Change in OEAs in the left y-axis and change in RT in the right y-axis, compared to RH values in the x-axis.
Developing a new algorithm that predicts the behavior of intraretinal fluid over time
Using the data and correlations from the study, the team developed a unique algorithm that predicts the behavior of intraretinal fluid over time, providing valuable insights into the dynamics of retinal tissue under varying hydration conditions.
“This algorithm allows us to calculate the amount of water accumulated in the retina and its movement,” says Dr. Tezel. “Considering that all major blinding retinal diseases, such as wet age-related macular degeneration, diabetic eye disease, and retinal vein occlusions, cause blindness mainly by fluid leaking into the retina, estimating the amount of fluid using this algorithm will have implications in gauging the efficacy of the different treatment regiments and predicting the prognosis of the patients.”

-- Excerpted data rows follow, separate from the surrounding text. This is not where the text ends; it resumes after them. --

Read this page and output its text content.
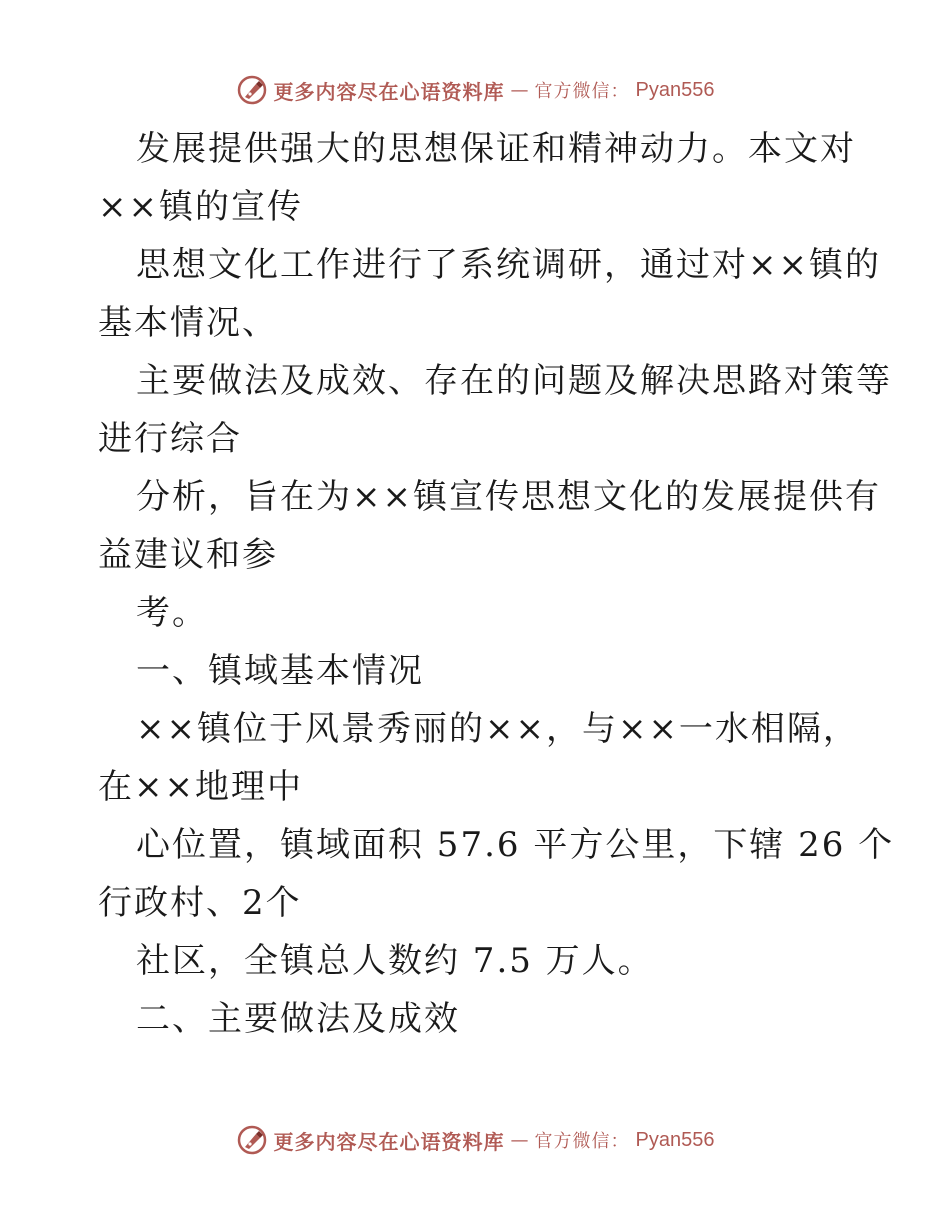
更多内容尽在心语资料库 — 官方微信： Pyan556
发展提供强大的思想保证和精神动力。本文对
××镇的宣传
思想文化工作进行了系统调研，通过对××镇的
基本情况、
主要做法及成效、存在的问题及解决思路对策等
进行综合
分析，旨在为××镇宣传思想文化的发展提供有
益建议和参
考。
一、镇域基本情况
××镇位于风景秀丽的××，与××一水相隔，
在××地理中
心位置，镇域面积 57.6 平方公里，下辖 26 个
行政村、2个
社区，全镇总人数约 7.5 万人。
二、主要做法及成效
更多内容尽在心语资料库 — 官方微信： Pyan556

“With this algorithm,” he continues, “we will be able to sharpen our decision-making process and know which patients will benefit from treatment and which ones will not. Knowing when to treat is also important, because if a patient seems fine at the time of the evaluation, we should not treat because there’s no reason to risk the person’s eye with unnecessary treatments.”
With this algorithm, we will be able to sharpen our decision-making process and know which patients will benefit from treatment and which ones will not. Knowing when to treat is also important, because if a patient seems fine at the time of the evaluation, we should not treat because there’s no reason to risk the person’s eye with unnecessary treatments.
— Dr. Tongalp Tezel
The study team views the algorithm as bridge to a future when artificial intelligence (AI) can be utilized to aid in clinical decision-making. “We are entering the exciting area of AI with these correlations and algorithms,” says Dr. Tezel. “With the power of AI, we will have the ability to become more precise in diagnosing disease entities, knowing when to interfere, and making an accurate prognosis.”
We are entering the exciting area of AI with these correlations and algorithms. With the power of AI, we will have the ability to become more precise in diagnosing disease entities, knowing when to interfere, and making an accurate prognosis.
— Dr. Tongalp Tezel
“This is the new world of precision medicine, a new horizon in care where we are getting more precise and more delicate in our analyses,” he adds. “With the aid of this algorithm and enhanced with AI, the information we capture from patients will be much more meaningful to help us determine the best care for each individual patient, and, in turn, allow us restore vision in a wider patient population.”